While Canada is a relatively small contributor to global carbon emissions, Canadians have a big per capita carbon footprint, driven in large part by transportation and heating their homes. Canada’s big-picture commitments are to reduce greenhouse gas emissions by 40 per cent below 2005 levels by 2030 and reach net-zero emissions by 2050, in line with the Paris Agreement to keep global warming to 1.5° C to avoid irreversible catastrophe. But the perpetual criticism of the big, splashy targets that get trotted out at international meetings like COP is that there are scant details about exactly how to reach those goals, so it’s a road map that contains only a starting point and an endpoint with no path between them.
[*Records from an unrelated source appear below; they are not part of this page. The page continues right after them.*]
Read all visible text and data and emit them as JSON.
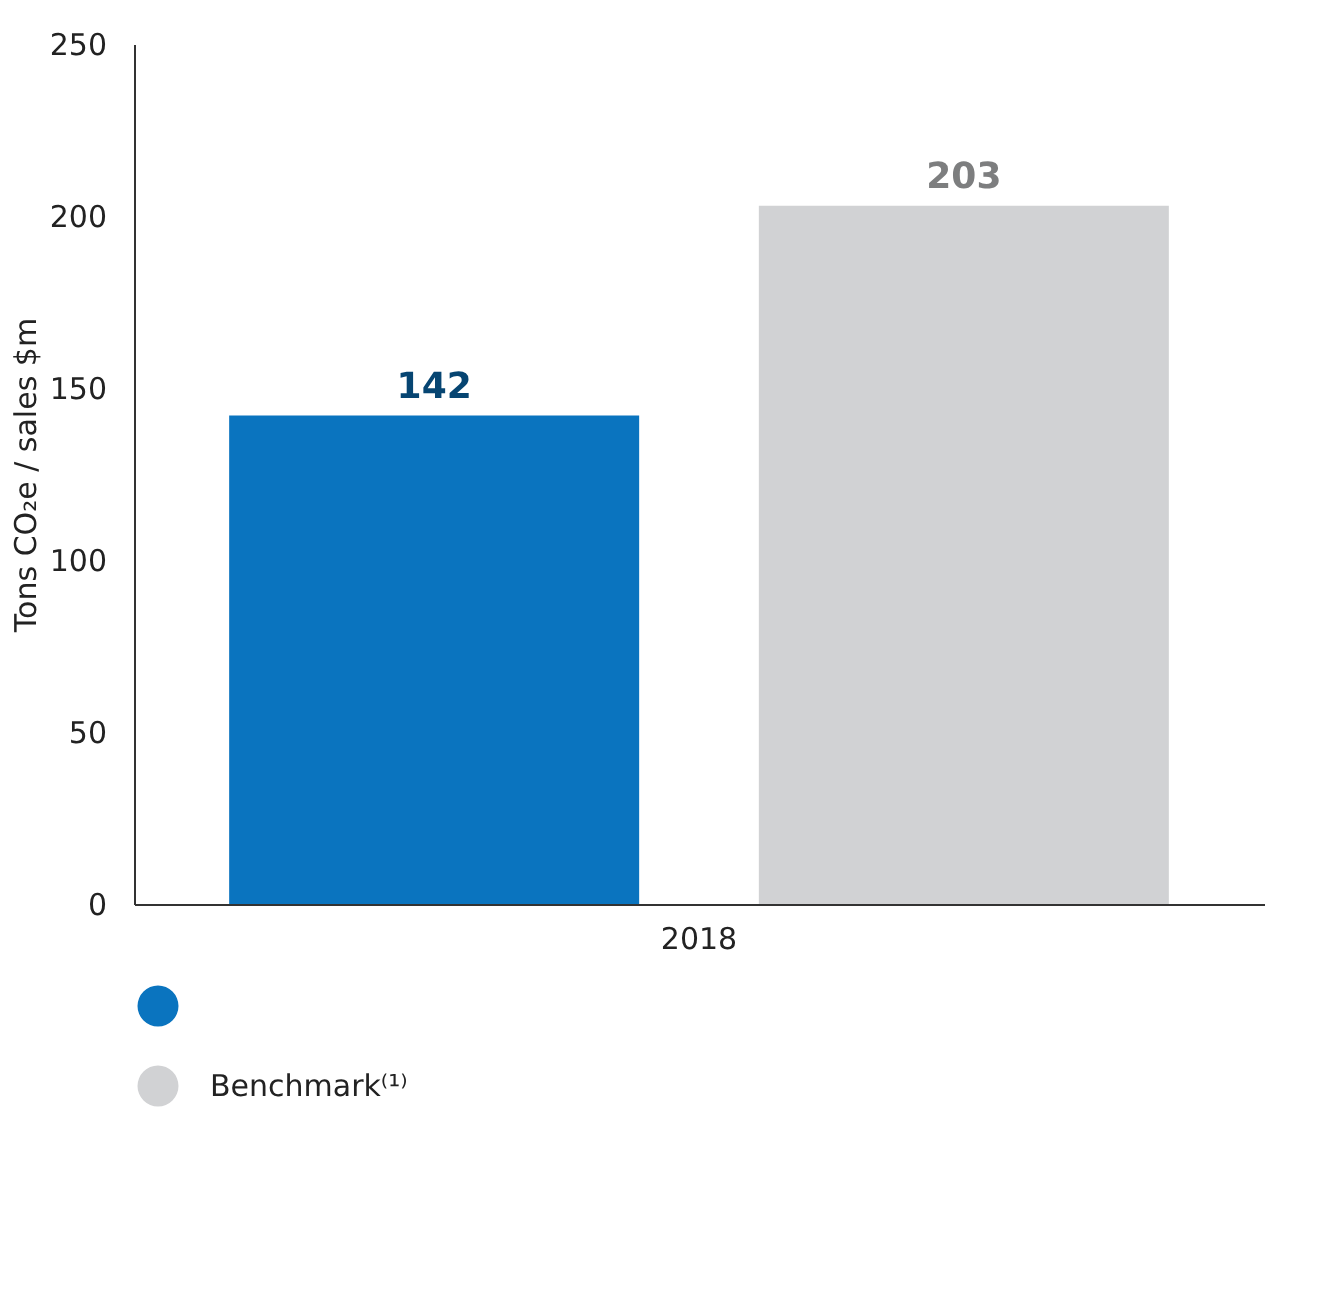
{
  "chart_data": {
    "type": "bar",
    "ylabel": "Tons CO₂e / sales $m",
    "categories": [
      "2018"
    ],
    "series": [
      {
        "color": "#0a74bf",
        "values": [
          142
        ]
      },
      {
        "name": "Benchmark⁽¹⁾",
        "color": "#d1d2d4",
        "values": [
          203
        ]
      }
    ],
    "ylim": [
      0,
      250
    ],
    "yticks": [
      0,
      50,
      100,
      150,
      200,
      250
    ],
    "grid": false,
    "data_labels": true,
    "legend": "bottom left"
  }
}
The Trudeau government has, to this point, insistently talked about tackling climate change as an undiluted win-win that will save the environment while providing a boost to the economy and good jobs for anyone who wants them. That might be the case while we are still in the early stage of plucking the low-hanging fruit—and even then, it’s almost certainly wishful thinking—but the scale of action and change that will ultimately be needed to save us from ourselves was never going to be painless, or free.
MORE: The urgency to act on climate is surging in Canada
It is a near certainty that 2022 will bring more devastating evidence that climate change is not a problem for other people in another era but a here-and-now crisis, which, in a darkly fortunate way, means that when the costs of fixing it become unmistakable, the government will find itself facing a citizenry that is increasingly willing to pay the bill. What choice do we have?
CORRECTION, November 29, 2021: This story originally claimed that Jonathan Wilkinson was shuffled from being minister of environment and climate change to infrastructure. In fact, Wilkinson is the minster of natural resources.